Gauche is an R7RS Scheme implementation. It is designed for scripting in a production environment. It is intended to allow programmers and system administrators to write scripts in support of daily operations. Quick startup, built-in system interface, native multilingual support are some of its key design goals.

Gauche is free software under the BSD License. It is primarily developed by Shiro Kawai.

==Features==
- Quick startup - Gauche includes common features in its executable, while less common functions are in libraries which are loaded on demand.
- Module system - A simple module system, API compatible to STklos.
- Object system - CLOS-like object system with metaobject protocol. Almost API compatible to STklos. It is also similar to Guile's object system.
- Native multilingual support - Strings are represented by multibyte string internally. You can use UTF-8, EUC-JP, Shift-JIS or no multibyte encoding. Conversion between native coding system and external coding system is supported by port objects.
- Multibyte regexp - Regular expression matcher is aware of multibyte string; you can use multibyte characters both in patterns and matched strings.

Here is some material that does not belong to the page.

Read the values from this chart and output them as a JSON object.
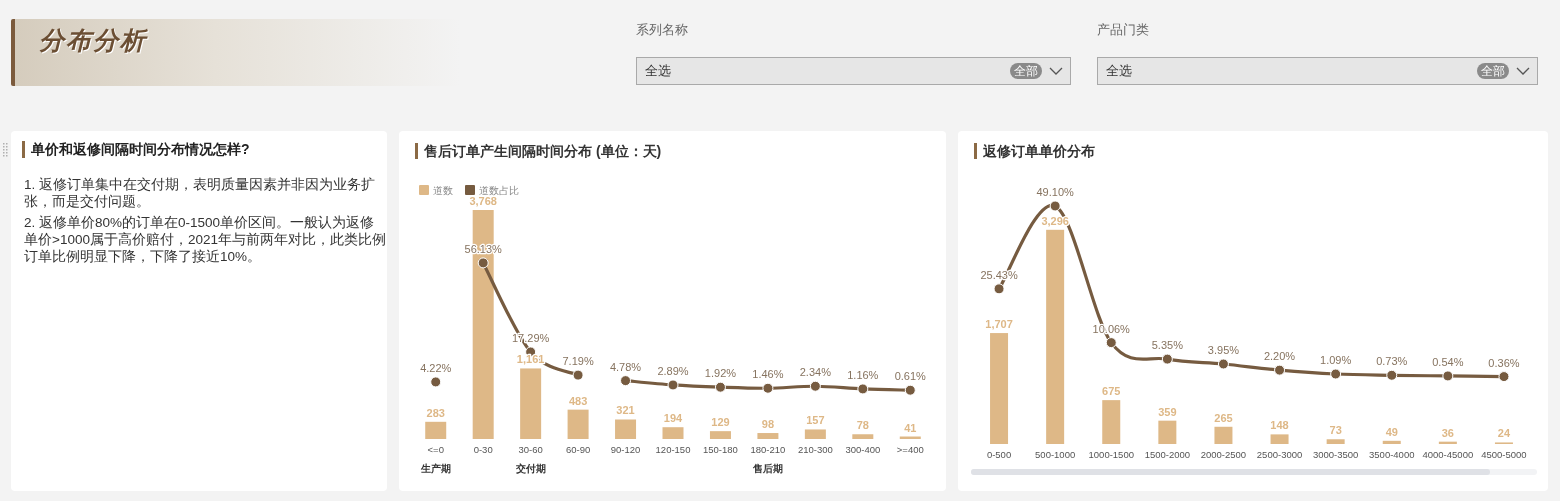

- Built-in system interface - Gauche has built-in support for most POSIX.1 system calls.
- Network interface - Has API for socket-based network interface, including IPv6 if the OS supports it.
- Multithreading - Multithreading is supported on top of pthreads. Scheme-level API conforms to SRFI-18.
- DBM interface - Interfaces to dbm, ndbm and/or gdbm.
- XML parsing - Oleg Kiselyov's SXML tools are included.